I have no idea what the tip temperature is but the mass of the rest of the spindle and platter will soak that up and of course the whole assembly is running in an oil bath so that will reduce temps considerably. Either way there is little chance of the whole bearing generating much heat above ambient temperatures. If you were to run it at a much higher rpm and remove the oil then you'd find temperature and wear rate would rise significantly.

The factors that contribute to the bearing running quietly also involve things like how concentrically the tip is located which would increase scrub etc. Probably one of the reasons some manufacturers like to use a ball bearing against a flat spindle surface, potentially a cheap way to do this (if you can correctly locate the ball)

Ok to clarify. I am giving you data I got from the numerous Linn guys I spoke to at the time. I visited the factory in Drakemire drive more than a few times. The figure of 70 farehheit was the heat generated at the point contact and was what the lubricant had to deal with at that point. I agree the mass off the spindle plus the inner/ outer platter and the amount of oil in the housing would dissipate this to ambient temp. I was also imformed at the time that it was normal for a small part of burnt oil deposit was quite normal to be seen on the end of the tip.
 
I'm still intrigued by the oil that has hardened due to heat now we've established that we are talking about 70degF.
 
I'm still intrigued by the oil that has hardened due to heat now we've established that we are talking about 70degF.

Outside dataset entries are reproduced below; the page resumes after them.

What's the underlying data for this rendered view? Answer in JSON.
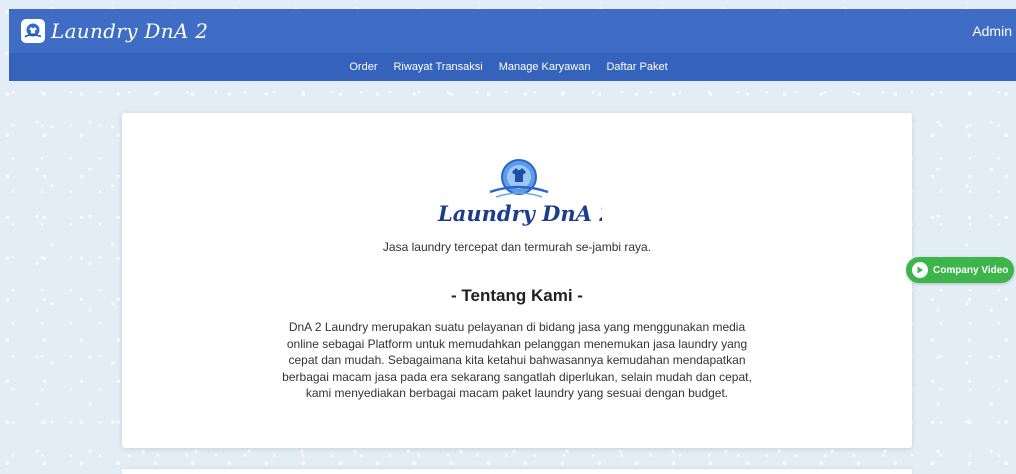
{
  "header": {
    "brand_name": "Laundry DnA 2",
    "user_label": "Admin"
  },
  "nav": {
    "items": [
      {
        "label": "Order"
      },
      {
        "label": "Riwayat Transaksi"
      },
      {
        "label": "Manage Karyawan"
      },
      {
        "label": "Daftar Paket"
      }
    ]
  },
  "hero": {
    "logo_text": "Laundry DnA 2",
    "tagline": "Jasa laundry tercepat dan termurah se-jambi raya."
  },
  "about": {
    "title": "- Tentang Kami -",
    "text": "DnA 2 Laundry merupakan suatu pelayanan di bidang jasa yang menggunakan media online sebagai Platform untuk memudahkan pelanggan menemukan jasa laundry yang cepat dan mudah. Sebagaimana kita ketahui bahwasannya kemudahan mendapatkan berbagai macam jasa pada era sekarang sangatlah diperlukan, selain mudah dan cepat, kami menyediakan berbagai macam paket laundry yang sesuai dengan budget."
  },
  "video_button": {
    "label": "Company Video"
  },
  "colors": {
    "header_bg": "#3f6cc5",
    "nav_bg": "#3563bb",
    "video_button": "#3db54a",
    "page_bg": "#e3edf6"
  },
  "icons": {
    "brand": "laundry-logo-icon",
    "play": "play-icon"
  }
}
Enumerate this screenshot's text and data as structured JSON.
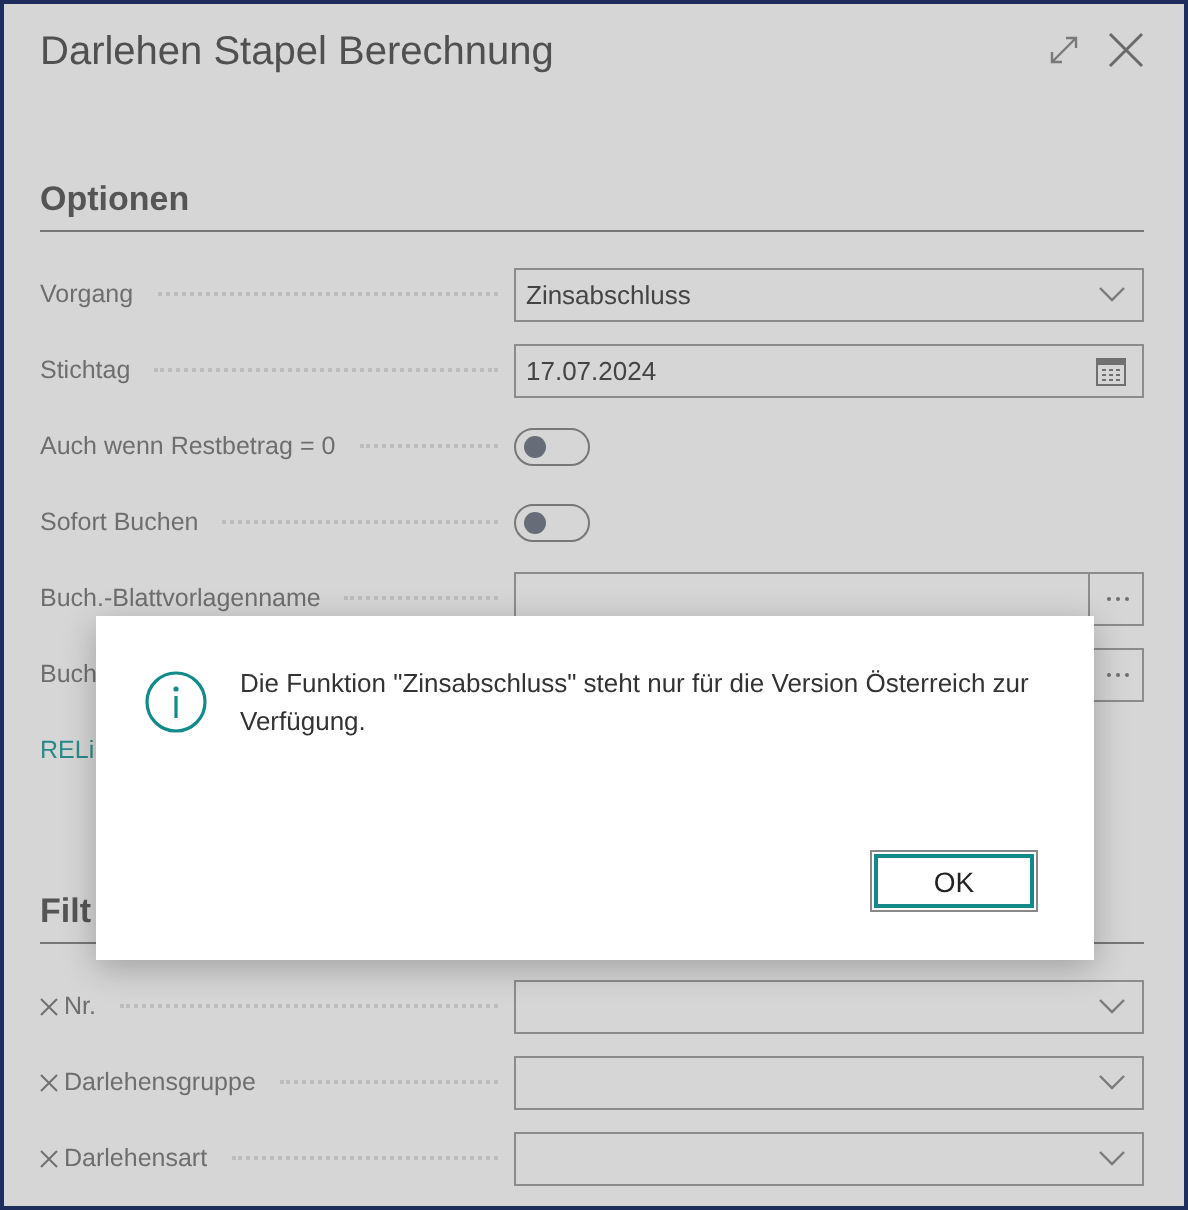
{
  "window": {
    "title": "Darlehen Stapel Berechnung"
  },
  "sections": [
    {
      "heading": "Optionen",
      "kind": "options",
      "fields": [
        {
          "label": "Vorgang",
          "kind": "dropdown",
          "value": "Zinsabschluss"
        },
        {
          "label": "Stichtag",
          "kind": "date",
          "value": "17.07.2024"
        },
        {
          "label": "Auch wenn Restbetrag = 0",
          "kind": "toggle",
          "on": false
        },
        {
          "label": "Sofort Buchen",
          "kind": "toggle",
          "on": false
        },
        {
          "label": "Buch.-Blattvorlagenname",
          "kind": "lookup"
        },
        {
          "label": "Buch",
          "kind": "lookup"
        }
      ],
      "link": "RELi"
    },
    {
      "heading": "Filt",
      "kind": "filters",
      "fields": [
        {
          "label": "Nr.",
          "kind": "dropdown"
        },
        {
          "label": "Darlehensgruppe",
          "kind": "dropdown"
        },
        {
          "label": "Darlehensart",
          "kind": "dropdown"
        }
      ]
    }
  ],
  "dialog": {
    "message": "Die Funktion \"Zinsabschluss\" steht nur für die Version Österreich zur Verfügung.",
    "buttons": [
      {
        "label": "OK",
        "focused": true
      }
    ]
  }
}
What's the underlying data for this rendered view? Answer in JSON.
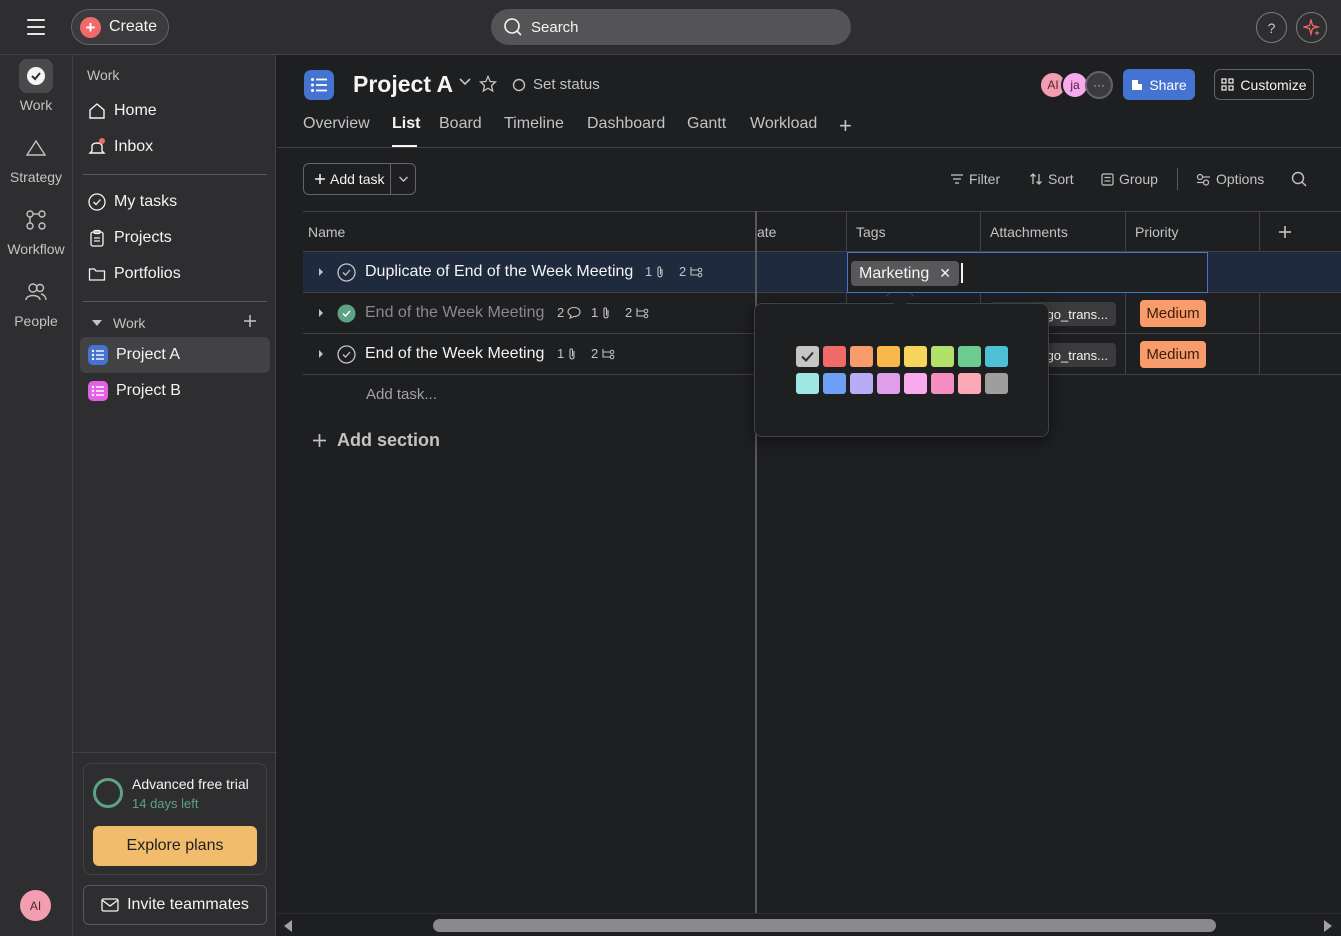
{
  "topbar": {
    "create_label": "Create",
    "search_placeholder": "Search",
    "help_label": "?"
  },
  "rail": {
    "items": [
      {
        "label": "Work"
      },
      {
        "label": "Strategy"
      },
      {
        "label": "Workflow"
      },
      {
        "label": "People"
      }
    ],
    "avatar_initials": "AI"
  },
  "sidebar": {
    "section_work": "Work",
    "home": "Home",
    "inbox": "Inbox",
    "my_tasks": "My tasks",
    "projects": "Projects",
    "portfolios": "Portfolios",
    "team_work": "Work",
    "project_a": "Project A",
    "project_b": "Project B",
    "trial_title": "Advanced free trial",
    "trial_days": "14 days left",
    "explore_label": "Explore plans",
    "invite_label": "Invite teammates"
  },
  "project": {
    "title": "Project A",
    "set_status": "Set status",
    "tabs": [
      "Overview",
      "List",
      "Board",
      "Timeline",
      "Dashboard",
      "Gantt",
      "Workload"
    ],
    "active_tab": "List",
    "avatars": [
      "AI",
      "ja"
    ],
    "share_label": "Share",
    "customize_label": "Customize"
  },
  "toolbar": {
    "add_task": "Add task",
    "filter": "Filter",
    "sort": "Sort",
    "group": "Group",
    "options": "Options"
  },
  "grid": {
    "columns": {
      "name": "Name",
      "date": "ate",
      "tags": "Tags",
      "attachments": "Attachments",
      "priority": "Priority"
    },
    "rows": [
      {
        "name": "Duplicate of End of the Week Meeting",
        "completed": false,
        "comments": "",
        "attachments": "1",
        "subtasks": "2",
        "tag": "Marketing",
        "attachment_file": "",
        "priority": ""
      },
      {
        "name": "End of the Week Meeting",
        "completed": true,
        "comments": "2",
        "attachments": "1",
        "subtasks": "2",
        "tag": "",
        "attachment_file": "go_trans...",
        "priority": "Medium"
      },
      {
        "name": "End of the Week Meeting",
        "completed": false,
        "comments": "",
        "attachments": "1",
        "subtasks": "2",
        "tag": "",
        "attachment_file": "go_trans...",
        "priority": "Medium"
      }
    ],
    "add_task_placeholder": "Add task...",
    "add_section": "Add section"
  },
  "tag_editor": {
    "chip_label": "Marketing",
    "selected_color": "#c7c4c4",
    "colors_row1": [
      "#c7c4c4",
      "#f06a6a",
      "#f89c6c",
      "#f8b84a",
      "#f5d65b",
      "#b3df6b",
      "#6ccb8e",
      "#4fbfd6"
    ],
    "colors_row2": [
      "#9ee7e3",
      "#6d9ff7",
      "#b8acf6",
      "#e09ee8",
      "#f9aaef",
      "#f48ec1",
      "#fca8b6",
      "#9e9e9e"
    ]
  },
  "colors": {
    "accent_blue": "#4573d2",
    "priority_medium": "#f89c6c",
    "trial_green": "#5da283"
  }
}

Could it just be a blob of the molyslip that has accumulated and not burnt oil? The stuff does tend to settle out of the oil over time, which is why you have to shake the bottle of Linn 'black' oil to disperse it.
 
There is also a good chance a different oil has been added without flushing the original out properly in very old bearings, e.g. there might be a mix of organic and synthetic or whatever in some bearings. Linn bearings are far harder to clean than the old Garrard/Thorens/Lenco types with their detachable thrust plates. To be honest I never found a technique I was happy with.